Farei isto sem maiores delongas, ou seja, sem prolongar ao infinito uma discussão de surdos, pois não há diálogo possível onde os topoi são diametralmente opostos ou divergentes na raiz, como dizia Aristóteles. Seria necessária uma espécie de maiêutica prévia para remontar aos princípios e a seus corolários necessários, antes de qualquer tentativa de debate. A propósito, o texto, embora seja uma resposta de caráter geral, não se dirigirá pessoalmente ao Sr. Joel Pinheiro, mas sim a aspectos do liberalismo e à forma mentis de seus adeptos.

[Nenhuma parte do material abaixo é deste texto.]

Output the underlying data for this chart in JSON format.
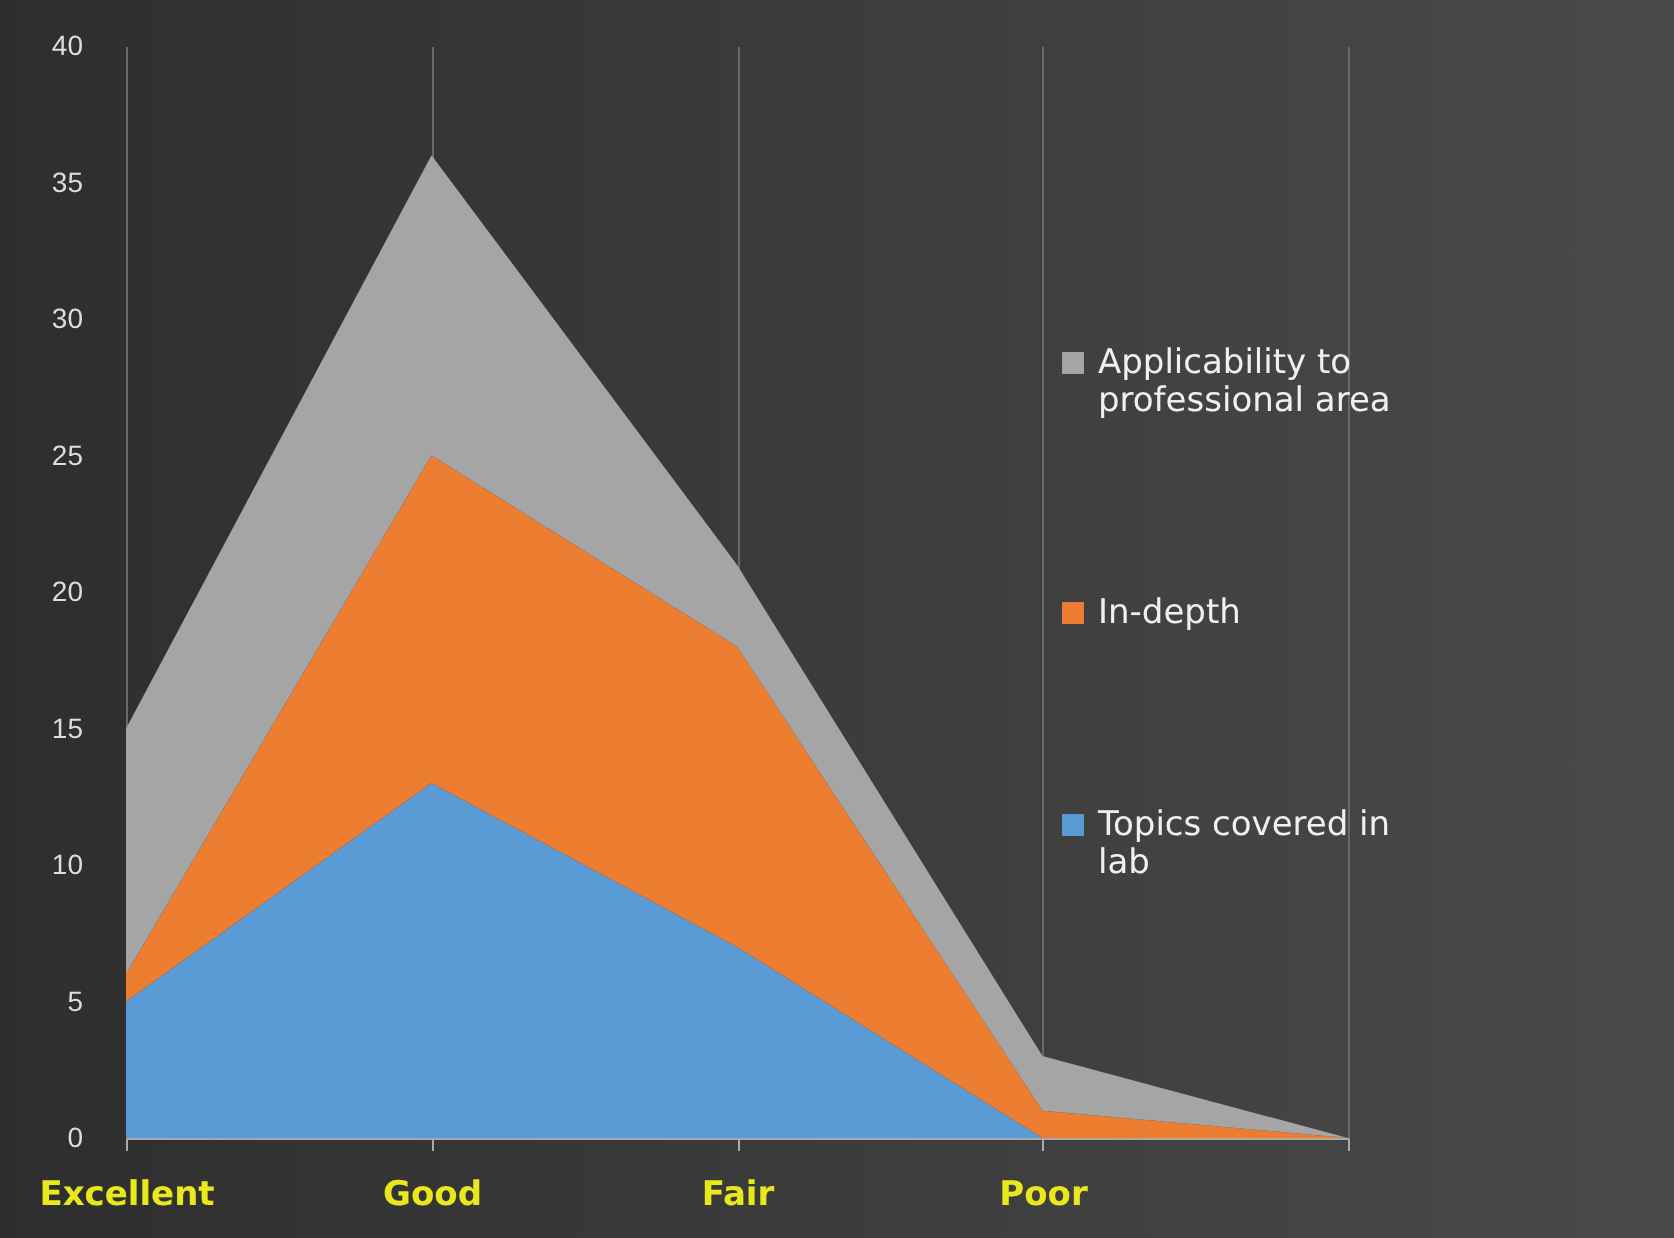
{
  "chart_data": {
    "type": "area",
    "stacked": true,
    "categories": [
      "Excellent",
      "Good",
      "Fair",
      "Poor",
      null
    ],
    "series": [
      {
        "name": "Topics covered in lab",
        "color": "#5b9bd5",
        "values": [
          5,
          13,
          7,
          0,
          0
        ]
      },
      {
        "name": "In-depth",
        "color": "#ed7d31",
        "values": [
          1,
          12,
          11,
          1,
          0
        ]
      },
      {
        "name": "Applicability to professional area",
        "color": "#a5a5a5",
        "values": [
          9,
          11,
          3,
          2,
          0
        ]
      }
    ],
    "ylim": [
      0,
      40
    ],
    "yticks": [
      0,
      5,
      10,
      15,
      20,
      25,
      30,
      35,
      40
    ],
    "grid": "x",
    "legend": "right"
  }
}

Com esta resposta geral (e única), espero pôr fim a qualquer nova tentativa de “diálogo” conosco, disputa conceptual ou coisa que o valha, por parte de católicos liberais — procedimento para o qual hoje não tenho saúde nem tempo de levar adiante. E muito menos vontade, dada a minha absoluta certeza  de que é infrutífero, como fora o diálogo iniciado entre Eva e a serpente.
Aguardem um pouco, por favor, pois estou envolvido com outros afazeres. Mas o texto já está esquadrinhado em minha mente.
P.S. Conforme anunciei recentemente, em breve chegará às livrarias o livro Questões Disputadas sobre a Alma, de Tomás de Aquino, com o selo da editora É, traduzido por Luiz Astorga e prefaciado por Carlos Augusto Casanova, professor hoje radicado no Chile que possui vários estudos interessantes em torno das obras de Aristóteles e Santo Tomás. A obra, em copiosa edição bilíngüe, já saiu do forno: possui quase 500 páginas e cerca de 470 notas explicativas ao texto do Aquinate, que reputo grandemente enriquecedoras da leitura.
A propósito, o tema da alma humana em Santo Tomás continua a trazer contribuições para a psicologia, como ocorre na extraordinária obra do Prof. Martín Echavarría.